Rating (out of 5): 3 stars

For going on centuries the Imnada, a race of shape-changers, have been long thought extinct. Though not really extinct, the Imnada prefer to keep up the misconception in order to avoid conflict with their Fae-blood enemies, as well as just keeping themselves a secret from the population in general.

When threatened with exposure, four men, including one Captain Mac Flannery, are at the core of squashing this threat before it gets out of hand. When it becomes apparent that a Fae-blood is at the center of the problem the men, narrowly escaping with their lives, have a curse placed upon them. Regardless of their efforts, the Imnada clans exile the men due to the curse.

A little over a year later, when one of the four men is found murdered, Mac believes the threat to the Imnada is back. The only lead he has to go on is that from his murdered friend’s supposed lover, stage actress, Bianca Parrino. As the two work together to discover the what and why of the murder, hope blooms for Mac when he finds his friend may have been working on a way to get out from under the curse’s thrall. He’ll just have to stay alive long enough to figure it out.

If the shapeshifter is your supernatural creature of choice, Alexa Egan has certainly presented a very interesting and fresh mythology. The idea that the Imnada hearken back to the times of King Arthur, and the way they are intrinsically linked with the Fae is really interesting. I look forward to understanding this set-up more with future books in this series.

The focus of the book was a bit off for me. I love the idea of the past coming back to haunt you. Really that theme runs rampant throughout the story. I just really couldn’t get on board with the whole curse scenario because I felt like the specifics of it were rather vague. Add to the fact that I felt Mac’s loyalties towards the Imnada—who essentially threw Mac and his friends over due to said curse—were displaced, his reminisces about the “good old days” of living with the clans just didn’t resonate well with me.
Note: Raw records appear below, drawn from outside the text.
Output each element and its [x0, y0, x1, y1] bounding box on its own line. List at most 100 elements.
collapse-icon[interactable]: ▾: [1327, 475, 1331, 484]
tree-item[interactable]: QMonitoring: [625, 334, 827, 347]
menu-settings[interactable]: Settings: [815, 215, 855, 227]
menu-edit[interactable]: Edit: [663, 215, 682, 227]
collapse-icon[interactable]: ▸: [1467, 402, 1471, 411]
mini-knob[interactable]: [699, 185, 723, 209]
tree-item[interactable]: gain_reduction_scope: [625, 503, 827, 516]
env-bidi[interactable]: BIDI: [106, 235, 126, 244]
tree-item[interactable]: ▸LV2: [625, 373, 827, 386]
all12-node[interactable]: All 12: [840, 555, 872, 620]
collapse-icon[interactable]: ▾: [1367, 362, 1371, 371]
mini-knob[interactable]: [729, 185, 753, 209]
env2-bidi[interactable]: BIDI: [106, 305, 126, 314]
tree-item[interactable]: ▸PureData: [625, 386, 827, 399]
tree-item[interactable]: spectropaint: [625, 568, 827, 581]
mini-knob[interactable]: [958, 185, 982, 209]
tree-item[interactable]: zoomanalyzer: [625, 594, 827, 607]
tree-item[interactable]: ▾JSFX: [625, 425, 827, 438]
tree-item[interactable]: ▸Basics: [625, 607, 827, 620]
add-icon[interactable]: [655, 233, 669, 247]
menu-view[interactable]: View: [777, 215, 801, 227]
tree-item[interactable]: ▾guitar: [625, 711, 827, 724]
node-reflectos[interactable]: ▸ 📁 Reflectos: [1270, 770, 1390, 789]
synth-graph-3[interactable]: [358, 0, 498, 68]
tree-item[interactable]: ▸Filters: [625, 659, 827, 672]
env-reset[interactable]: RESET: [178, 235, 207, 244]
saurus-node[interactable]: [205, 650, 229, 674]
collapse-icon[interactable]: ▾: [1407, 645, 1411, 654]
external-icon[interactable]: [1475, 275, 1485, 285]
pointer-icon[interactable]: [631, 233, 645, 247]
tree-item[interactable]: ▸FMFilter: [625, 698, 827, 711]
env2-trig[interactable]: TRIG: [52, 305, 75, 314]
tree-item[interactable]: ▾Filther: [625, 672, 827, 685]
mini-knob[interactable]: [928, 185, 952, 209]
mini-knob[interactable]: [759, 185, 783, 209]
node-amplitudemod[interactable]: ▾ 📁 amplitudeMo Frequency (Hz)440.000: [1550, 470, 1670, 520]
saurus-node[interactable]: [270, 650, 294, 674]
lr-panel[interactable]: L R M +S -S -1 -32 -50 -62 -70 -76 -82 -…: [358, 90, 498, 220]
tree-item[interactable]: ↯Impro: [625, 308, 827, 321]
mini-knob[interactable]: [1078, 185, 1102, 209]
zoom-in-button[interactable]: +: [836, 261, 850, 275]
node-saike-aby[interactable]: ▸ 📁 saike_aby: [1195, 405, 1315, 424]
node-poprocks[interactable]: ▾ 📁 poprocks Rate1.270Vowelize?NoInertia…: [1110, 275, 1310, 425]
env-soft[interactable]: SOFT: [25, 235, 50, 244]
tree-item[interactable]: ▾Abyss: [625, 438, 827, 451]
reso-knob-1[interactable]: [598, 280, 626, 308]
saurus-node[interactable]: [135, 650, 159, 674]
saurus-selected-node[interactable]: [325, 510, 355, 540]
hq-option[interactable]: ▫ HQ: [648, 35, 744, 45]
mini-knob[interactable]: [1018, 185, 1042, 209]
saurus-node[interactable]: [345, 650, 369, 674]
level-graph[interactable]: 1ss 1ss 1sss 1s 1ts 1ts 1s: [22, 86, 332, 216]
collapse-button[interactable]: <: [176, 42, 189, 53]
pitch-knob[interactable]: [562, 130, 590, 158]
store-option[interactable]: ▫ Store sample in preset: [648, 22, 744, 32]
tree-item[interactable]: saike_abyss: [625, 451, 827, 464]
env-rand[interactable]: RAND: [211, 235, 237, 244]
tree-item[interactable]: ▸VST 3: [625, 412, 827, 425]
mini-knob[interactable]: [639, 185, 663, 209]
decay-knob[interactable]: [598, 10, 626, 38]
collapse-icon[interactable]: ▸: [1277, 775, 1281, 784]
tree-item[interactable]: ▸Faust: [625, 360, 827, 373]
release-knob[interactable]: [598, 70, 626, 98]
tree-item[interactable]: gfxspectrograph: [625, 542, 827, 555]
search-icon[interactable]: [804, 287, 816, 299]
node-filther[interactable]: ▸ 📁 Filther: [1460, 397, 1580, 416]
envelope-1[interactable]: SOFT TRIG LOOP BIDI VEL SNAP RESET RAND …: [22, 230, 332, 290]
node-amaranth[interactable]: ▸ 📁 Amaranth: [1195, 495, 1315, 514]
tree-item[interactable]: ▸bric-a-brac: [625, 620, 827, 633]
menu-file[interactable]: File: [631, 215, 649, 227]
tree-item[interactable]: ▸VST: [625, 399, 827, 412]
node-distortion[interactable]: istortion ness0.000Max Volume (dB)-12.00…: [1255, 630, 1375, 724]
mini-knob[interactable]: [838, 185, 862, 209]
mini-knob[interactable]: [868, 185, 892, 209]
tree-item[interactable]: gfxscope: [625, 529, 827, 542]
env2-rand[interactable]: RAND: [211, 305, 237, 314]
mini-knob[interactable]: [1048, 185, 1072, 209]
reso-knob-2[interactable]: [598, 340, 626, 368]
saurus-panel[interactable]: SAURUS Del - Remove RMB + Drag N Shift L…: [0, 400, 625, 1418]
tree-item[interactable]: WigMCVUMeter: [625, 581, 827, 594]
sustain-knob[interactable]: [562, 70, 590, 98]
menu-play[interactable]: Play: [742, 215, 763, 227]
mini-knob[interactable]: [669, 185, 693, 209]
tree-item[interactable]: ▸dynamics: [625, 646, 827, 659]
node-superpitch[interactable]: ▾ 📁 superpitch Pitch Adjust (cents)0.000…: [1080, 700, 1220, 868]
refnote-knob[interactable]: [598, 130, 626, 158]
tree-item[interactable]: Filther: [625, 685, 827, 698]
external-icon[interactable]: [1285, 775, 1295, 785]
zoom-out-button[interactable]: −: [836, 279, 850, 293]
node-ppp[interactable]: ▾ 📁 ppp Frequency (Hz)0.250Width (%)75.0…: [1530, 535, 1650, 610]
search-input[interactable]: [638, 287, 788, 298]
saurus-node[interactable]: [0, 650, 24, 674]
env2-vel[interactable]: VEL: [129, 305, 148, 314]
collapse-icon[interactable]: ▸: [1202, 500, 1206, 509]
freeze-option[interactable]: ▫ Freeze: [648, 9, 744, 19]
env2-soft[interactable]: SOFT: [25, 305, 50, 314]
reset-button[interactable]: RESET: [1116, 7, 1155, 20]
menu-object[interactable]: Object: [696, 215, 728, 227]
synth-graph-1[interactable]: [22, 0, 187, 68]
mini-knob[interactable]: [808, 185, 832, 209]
Mac’s wanting to get back to the Imnada puts kind of a damper on the romance as well. He sees his attraction and any subsequent relationship with Bianca as temporary. Since she’s human there’s no way she would be accepted in the Imnada once he’s able to return to the clans—another check in the negative column for the Imnada in my opinion. I liked Bianca a great deal as a heroine. She’s had to overcome some seriously dark things in her past, and I like that she’s made such a name for herself as an actress, and is so independent. Therefore, by the end, things between them still felt a bit inauthentic.

The saving grace of this book was the mythology and enough interest in the remainder of Mac’s friends/secondary characters that I’m willing to give the next book a try. Not everyone shares Mac’s blind faith in the Imnada and it seems as though their time of hiding is coming to an end.